Освещая своим фонарем путь гостю, отец Харлампий заковылял вперед по деревянным мосткам, тянувшимся через монастырский двор до самого крыльца; отсюда же рядом крытых переходов и сеней они добрались до настоятельской кельи. Растянувшийся перед кельей на голом полу дневальный белец, безбородый малый, мигом вскочил на ноги и распахнул дверь. Наклонившись, чтобы не удариться лбом о низкую притолоку, молодой богатырь наш ступил через порог кельи. Посреди нее, очевидно, в ожидании гостя, стоял сам игумен. Но Курбский, сняв шапку, первым делом перекрестился уставно перед божницей с иконами в переднем углу, а затем уже повернулся к отцу Серапиону и попросил его пастырского благословения.

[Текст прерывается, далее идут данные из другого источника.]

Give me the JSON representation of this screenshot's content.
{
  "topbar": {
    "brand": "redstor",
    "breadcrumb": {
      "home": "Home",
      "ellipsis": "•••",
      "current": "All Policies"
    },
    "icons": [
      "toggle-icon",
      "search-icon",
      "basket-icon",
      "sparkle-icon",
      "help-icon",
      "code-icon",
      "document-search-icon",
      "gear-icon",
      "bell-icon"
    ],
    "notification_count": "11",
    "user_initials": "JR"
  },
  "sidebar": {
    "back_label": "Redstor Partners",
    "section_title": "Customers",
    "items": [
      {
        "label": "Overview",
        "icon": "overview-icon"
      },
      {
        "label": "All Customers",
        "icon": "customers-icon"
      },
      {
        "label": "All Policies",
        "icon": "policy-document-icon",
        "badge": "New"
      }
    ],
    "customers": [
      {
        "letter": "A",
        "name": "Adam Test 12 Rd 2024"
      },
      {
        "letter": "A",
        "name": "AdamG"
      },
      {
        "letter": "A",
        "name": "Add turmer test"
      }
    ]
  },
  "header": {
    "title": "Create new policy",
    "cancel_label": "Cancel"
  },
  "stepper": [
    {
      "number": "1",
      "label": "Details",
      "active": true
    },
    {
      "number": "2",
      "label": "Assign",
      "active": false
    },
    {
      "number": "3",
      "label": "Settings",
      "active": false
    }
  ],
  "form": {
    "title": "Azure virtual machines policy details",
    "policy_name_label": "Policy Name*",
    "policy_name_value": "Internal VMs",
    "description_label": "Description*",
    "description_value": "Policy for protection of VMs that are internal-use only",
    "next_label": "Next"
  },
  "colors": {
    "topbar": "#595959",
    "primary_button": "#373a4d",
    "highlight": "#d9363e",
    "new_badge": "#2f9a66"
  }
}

Ростом настоятель был, пожалуй, немного ниже самого Курбского; но недостающее восполнялось поистине львиной гривой, которая густыми серебристыми волнами спадала на плечи, а осанка игумена была так строга и величава, что Курбский, прикладываясь к благословляющей руке, показался сам себе недорослым отроком перед этим могучим иноком, как бы вытесанным из целого векового дуба. Толстый посох с серебряным набалдашником служил ему, казалось, не столько для опоры, сколько для усугубления его непоколебимой силы. Недаром же пал на него выбор запорожцев!

Только подняв голову, Курбский заметил, что веко одного глаза у настоятеля закрыто. Зато другой, здоровый глаз глядел тем зорче, и перед этим блестящим, насквозь пронизывающим взором юноша невольно должен был потупить свой собственный взор.

Не приглашая гостя даже сесть, суровый инок приступил без обиняков к допросу:

— Ты сказываешься князем Курбским?

Строгий тон, а более еще, быть может, недоверчивость, проглядывавшая в самой форме вопроса, задела юношу за живое; но он сдержал себя и ответил почтительно:

— Не сказываюсь только, святой отче, а и в правду Курбский, сын князя Андрея Михайловича.

— Злоумышленника и изменника царю своему и отчизне?

Курбский вспыхнул, и ответ его прозвучал уже самоуверенно и гордо:

— Он смолоду до седых волос был царю своему самым верным слугою в благих его делах; в лютых же неистовствах и казнях ему, точно, препятствовал и не пожелал снести собственную голову на плаху. Коли за то он злоумышленник и изменник, так, пожалуй, зови его так, а мне его память священна!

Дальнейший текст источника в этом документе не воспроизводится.